For the better part of a decade, CrossFit existed almost entirely as a web presence. Glassman began posting workouts online in 2001, free for anyone to follow. The CrossFit Journal launched in 2002. Coaches and athletes who found the methodology compelling started opening their own gyms — not franchises in the traditional sense, but affiliates. Pay a licensing fee, hang the CrossFit name on your door, run your box the way you see fit. By 2005, there were 18 affiliates. By 2010, there were over 1,700.
The Affiliate Model
What made CrossFit's growth unusual was the degree to which it was driven by community rather than corporate infrastructure. Each affiliate was its own business, with its own culture, its own coaches, its own identity. Glassman's licensing model gave gym owners enough freedom to build something genuinely theirs. CrossFit provided the methodology and the name; everything else was up to the affiliate.
That autonomy produced something remarkable: thousands of distinct communities, each with their own story, their own rituals, their own vocabulary. Members didn't just go to a CrossFit gym — they belonged to CrossFit Mayhem, or CrossFit Invictus, or CrossFit 818. The name on the building mattered. And as any longtime CrossFitter knows, so did the shirt.
The Shirt as Cultural Artifact
CrossFit affiliate shirts became something more than gym merchandise almost by accident.
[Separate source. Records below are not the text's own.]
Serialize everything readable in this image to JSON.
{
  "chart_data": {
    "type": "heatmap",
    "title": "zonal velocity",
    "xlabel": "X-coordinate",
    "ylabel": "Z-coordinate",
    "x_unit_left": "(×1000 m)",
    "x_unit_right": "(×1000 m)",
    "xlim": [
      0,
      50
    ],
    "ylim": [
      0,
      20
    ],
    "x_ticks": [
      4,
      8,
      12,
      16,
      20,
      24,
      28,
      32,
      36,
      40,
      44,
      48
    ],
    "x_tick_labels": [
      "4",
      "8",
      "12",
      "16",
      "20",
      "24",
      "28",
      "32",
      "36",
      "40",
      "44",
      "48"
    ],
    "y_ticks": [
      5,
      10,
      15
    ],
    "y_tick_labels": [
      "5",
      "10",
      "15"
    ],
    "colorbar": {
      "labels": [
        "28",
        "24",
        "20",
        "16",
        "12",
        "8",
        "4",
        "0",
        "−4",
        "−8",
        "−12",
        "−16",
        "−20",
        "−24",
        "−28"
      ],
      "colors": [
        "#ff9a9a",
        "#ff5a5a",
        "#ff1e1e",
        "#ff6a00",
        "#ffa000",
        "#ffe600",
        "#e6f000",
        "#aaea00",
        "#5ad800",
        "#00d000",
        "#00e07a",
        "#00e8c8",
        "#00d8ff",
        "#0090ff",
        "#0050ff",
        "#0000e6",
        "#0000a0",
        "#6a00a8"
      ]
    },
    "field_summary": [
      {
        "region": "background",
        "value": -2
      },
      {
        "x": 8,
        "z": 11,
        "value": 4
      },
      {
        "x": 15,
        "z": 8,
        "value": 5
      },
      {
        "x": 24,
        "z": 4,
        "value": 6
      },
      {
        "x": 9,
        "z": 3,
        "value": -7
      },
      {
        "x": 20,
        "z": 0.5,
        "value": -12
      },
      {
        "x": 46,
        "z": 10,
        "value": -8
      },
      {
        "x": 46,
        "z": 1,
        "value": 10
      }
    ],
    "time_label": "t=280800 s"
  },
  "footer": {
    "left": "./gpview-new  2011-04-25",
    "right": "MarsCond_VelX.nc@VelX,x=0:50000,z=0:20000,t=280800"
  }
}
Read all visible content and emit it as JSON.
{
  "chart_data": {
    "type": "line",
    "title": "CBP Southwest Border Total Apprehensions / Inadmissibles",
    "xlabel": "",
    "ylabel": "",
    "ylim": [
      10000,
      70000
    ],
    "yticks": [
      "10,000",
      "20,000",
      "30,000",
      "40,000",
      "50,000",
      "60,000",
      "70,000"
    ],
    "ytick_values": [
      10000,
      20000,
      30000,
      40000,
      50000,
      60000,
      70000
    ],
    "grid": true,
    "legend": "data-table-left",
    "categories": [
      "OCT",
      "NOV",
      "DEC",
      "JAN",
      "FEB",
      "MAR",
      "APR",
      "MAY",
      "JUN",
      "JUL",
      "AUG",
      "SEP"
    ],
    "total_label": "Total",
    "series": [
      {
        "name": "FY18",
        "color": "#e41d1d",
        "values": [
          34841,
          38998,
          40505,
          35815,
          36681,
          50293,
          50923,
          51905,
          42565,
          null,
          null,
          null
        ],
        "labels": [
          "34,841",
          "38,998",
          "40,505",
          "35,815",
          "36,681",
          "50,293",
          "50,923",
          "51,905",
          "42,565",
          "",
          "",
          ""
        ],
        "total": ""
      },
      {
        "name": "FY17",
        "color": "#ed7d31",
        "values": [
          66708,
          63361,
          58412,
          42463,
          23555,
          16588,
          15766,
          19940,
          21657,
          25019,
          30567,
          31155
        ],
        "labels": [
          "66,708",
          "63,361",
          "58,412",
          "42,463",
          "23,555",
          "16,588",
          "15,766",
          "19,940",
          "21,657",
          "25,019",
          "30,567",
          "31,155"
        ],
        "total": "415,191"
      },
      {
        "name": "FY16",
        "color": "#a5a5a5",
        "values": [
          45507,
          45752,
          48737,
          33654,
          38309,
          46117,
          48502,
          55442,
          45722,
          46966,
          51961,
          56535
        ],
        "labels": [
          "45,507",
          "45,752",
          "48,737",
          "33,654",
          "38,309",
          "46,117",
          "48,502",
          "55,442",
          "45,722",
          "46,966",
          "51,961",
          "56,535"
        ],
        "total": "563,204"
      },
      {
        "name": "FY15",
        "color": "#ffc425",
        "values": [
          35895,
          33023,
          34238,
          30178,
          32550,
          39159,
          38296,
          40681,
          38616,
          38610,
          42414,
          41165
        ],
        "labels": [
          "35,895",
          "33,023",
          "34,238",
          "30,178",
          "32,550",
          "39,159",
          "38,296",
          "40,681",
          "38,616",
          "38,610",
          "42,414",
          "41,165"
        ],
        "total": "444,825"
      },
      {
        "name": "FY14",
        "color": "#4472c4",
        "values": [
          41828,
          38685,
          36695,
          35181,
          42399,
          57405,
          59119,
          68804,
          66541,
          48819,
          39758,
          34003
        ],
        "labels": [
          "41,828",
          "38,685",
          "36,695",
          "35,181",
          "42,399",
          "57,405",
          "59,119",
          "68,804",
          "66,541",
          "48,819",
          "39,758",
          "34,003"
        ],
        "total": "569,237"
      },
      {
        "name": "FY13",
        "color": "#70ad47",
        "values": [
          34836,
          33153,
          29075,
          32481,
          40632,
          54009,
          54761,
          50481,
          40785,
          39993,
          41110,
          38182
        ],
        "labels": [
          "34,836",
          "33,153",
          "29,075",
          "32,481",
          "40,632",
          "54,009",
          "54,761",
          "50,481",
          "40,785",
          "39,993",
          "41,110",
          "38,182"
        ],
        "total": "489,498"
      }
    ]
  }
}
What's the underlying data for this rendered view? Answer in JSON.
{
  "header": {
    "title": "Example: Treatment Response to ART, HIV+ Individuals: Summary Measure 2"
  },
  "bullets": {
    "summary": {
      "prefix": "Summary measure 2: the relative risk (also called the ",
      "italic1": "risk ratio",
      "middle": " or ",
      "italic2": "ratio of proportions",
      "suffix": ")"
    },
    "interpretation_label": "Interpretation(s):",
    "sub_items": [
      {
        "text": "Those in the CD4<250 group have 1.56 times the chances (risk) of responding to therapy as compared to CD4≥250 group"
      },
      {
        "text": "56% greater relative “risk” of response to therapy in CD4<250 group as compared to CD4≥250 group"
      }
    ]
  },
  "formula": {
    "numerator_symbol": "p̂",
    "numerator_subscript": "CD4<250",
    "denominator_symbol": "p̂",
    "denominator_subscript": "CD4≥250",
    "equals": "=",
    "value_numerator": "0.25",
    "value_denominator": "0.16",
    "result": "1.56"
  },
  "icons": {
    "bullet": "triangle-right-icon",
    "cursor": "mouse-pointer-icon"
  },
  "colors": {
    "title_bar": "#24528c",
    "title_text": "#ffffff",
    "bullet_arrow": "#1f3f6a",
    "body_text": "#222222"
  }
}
In a sport defined by outdoor workouts, competitions, and travel, you wore your gym's shirt everywhere — to the park, to the grocery store, to other gyms when you dropped in while traveling. The shirt was a signal. It said where you trained, what you valued, and — whether you intended it or not — something about who you were.
Gym owners understood this intuitively. Some invested in serious graphic design. Others kept it simple — a logo, a location, a year. Some shirts referenced inside jokes that only members would understand. Others made statements legible to anyone. What unified them was the care behind them: these weren't blank hoodies with a heat-pressed logo. They were objects that meant something to the people wearing them.
Today, there are over 10,000 CrossFit affiliates worldwide. Each one has, at some point, made a shirt. Most have made dozens. Somewhere in that archive is a record of CrossFit's growth, its culture, its geography, and the tens of thousands of communities that built themselves around a shared set of movements and values. That's what Affiliate Shirts is here to document.